Doug Bester and Sentient office team

Virtual reality at work

Why VR is more than fun and games

5 minute read
Doug Bester and Sentient office team

Doug Bester with Sentient Computing team

Virtual Reality (VR) has been at the forefront of entertainment and gaming innovation for years now, and the industrial sector is starting to catch on.

As the technology matures, companies are beginning to leverage the powerful immersion of VR to train their employees in a safer, more effective and more efficient way.

Sentient Computing is a Perth-based software development company that specialises in immersive VR training and 3D visualisations.

Managing Director Doug Bester recounted how VR transformed from a technological novelty into a revolutionary tool for the resources sector.

The VR journey for Sentient Computing

“I was in process control and worked in the resources sector,” he said. “I was playing computer games with my children and thought, ‘why do computer games get rich immersive environments while the resources sector deals with Excel?’.

Mr Bester said he initially saw VR as a tool for entertainment, before realising its ability to mimic dangerous environments.

“When modern VR headsets started to come out, we bought some as an interesting technological distraction for my employees – mostly for gaming and team building,” he said.

“I didn't actually realise the ability of VR to immerse people inside dangerous environments – you can simulate different scenarios like underground mines or oil platforms, which are hard to access and can be dangerous. It was very accidental that we ended up in this space.

“When we first started developing content for VR, the benefit to industry wasn’t really considered and then VR became more ubiquitous, so we pivoted and got into VR training.

“It’s become one of our staple income streams, which was totally unexpected.”

Cost benefit analysis of VR

Mr Bester said although the price of VR training could still seem high, it was more practical and effective than workshops and cheaper than onsite training once logistical costs and time were factored in.

“Let’s take site orientations as an example,” he said. “Normally you'd need to fly somebody to the site and have experienced personnel dedicated to showing them around.
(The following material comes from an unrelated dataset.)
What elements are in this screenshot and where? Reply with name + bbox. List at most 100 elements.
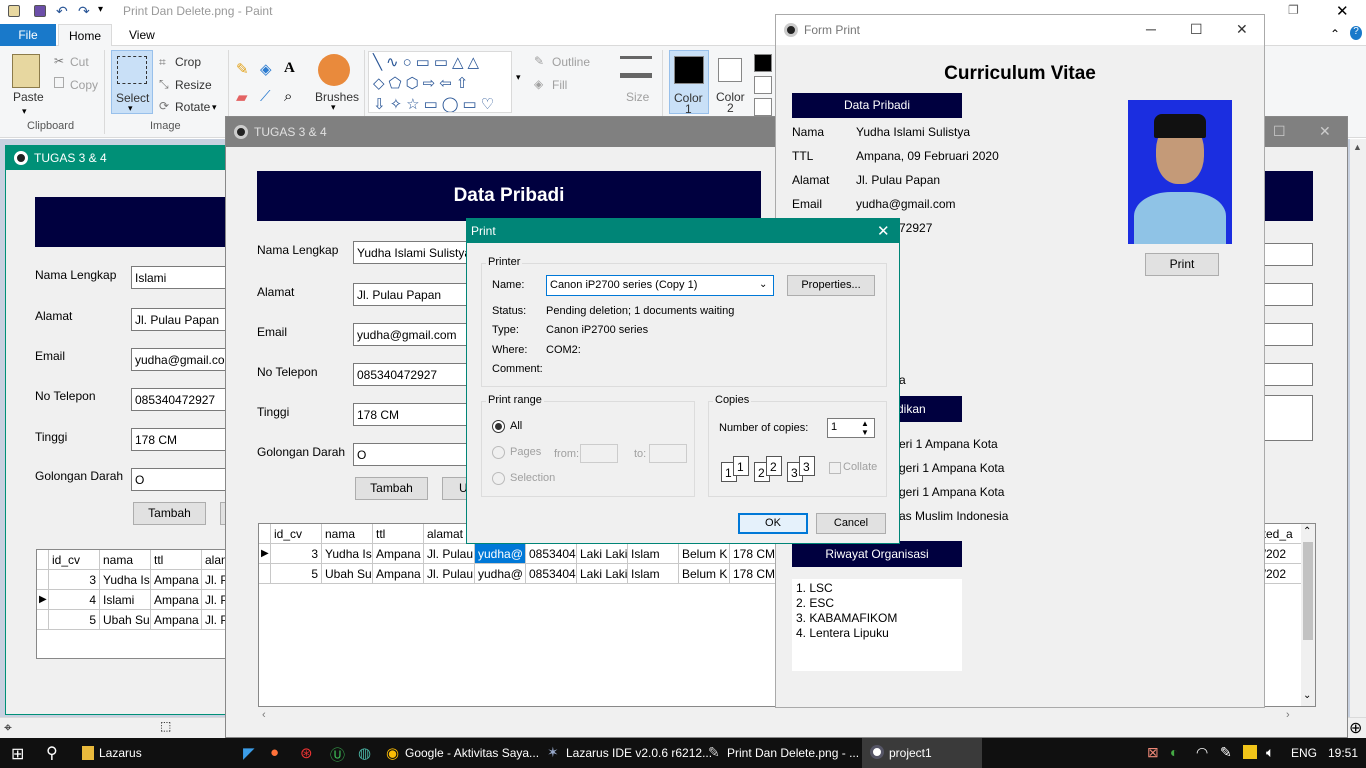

There would be accommodation, flight and other logistical costs involved.

“To cut down these costs you can show the trainees a video of how to do something or assign them some documents to read, but in VR you can actually let the employee learn by doing the task itself.

“Training by doing is considered the most effective of the teaching methodologies."

"In VR we have the additional ability to let people train by failing, without the cost and injury consequences that result in the real world.”

Mr Bester gave a detailed breakdown of what corporate VR training looked like in high-danger environments.

“You can give somebody a headset in an office and they are immediately transported to a remote environment and a complex high-risk scenario,” he said.

“For example, the trainee can be in an underground environment when suddenly it starts to flood. The trainee has access to all the various controls and options that would exist in a real situation and needs to respond in the right way to succeed in the scenario.

“Using VR training, people can get to a site that they’ve never been to physically and already know where everything is – they have already experienced moving around the site cognitively, built on-the-job experience and have been exposed to the hazards of their job without the real-world consequences.”

Mr Bester said in a way it was better than being there because you could train employees on very low-frequency, high-consequence scenarios that people were likely to experience for the first and last time in real life.

He said the new technology had to be designed in the form of training to get corporate attention from large organisations before opening the door to further possibilities available in VR.

“It was quite a big jump from someone using Excel to someone going inside a digital 3D representation of the operation,” Mr Bester said.

Growth potential for VR

According to Mr Bester, the influence for VR training will grow as time goes on and more industries jump on-board.

“It's huge in almost anything that involves any form of danger, travel and energy – anything that is difficult to get people to train on,” he said. “So, almost any industry such as medical, aviation, resources and utilities.

“VR training, in my opinion, is going to become more and more influential as time goes by. The cost of hardware has already come down significantly in recent years, the cost of the content is coming down and enterprise deployment platforms are just starting to mature.”

Mining giant Rio Tinto has implemented VR training for its engineers, signing a multimillion dollar deal with Sentient Computing for a suite of VR modules for its new Gudai-Darri mine in the Pilbara region.

“The fact companies like Rio Tinto and BHP are using us to create more and more training modules, to me is a clear indication that there is a massive benefit,” Mr Bester said.

“The feedback from the people going through the training has been really positive.

“A significant challenge is that this particular application of the technology is still young, so our understanding of what is possible is continuing to grow as we deliver work. On a project of this scale my main concern is logistical and on ensuring that every module we deliver exploits the incredible potential of VR to meet our customers’ learning objectives.”

The next VR training areas

Mr Bester said he saw soft-skill training such as customer service and workplace bullying prevention as the next phase for VR training.

“I think the next wave of VR training will be more in the soft skill areas. Bullying in the workplace is a really good example. It's a very effective way to train people in terms of what is acceptable and what is not acceptable, and you can put them into different scenarios,” he said.

“I think there's a massive potential that hasn't been fully realised in that area, and there has been some really good work done in that space.

“Immersing a person in a situation creates a far more visceral learning experience than watching a movie or reading a document.”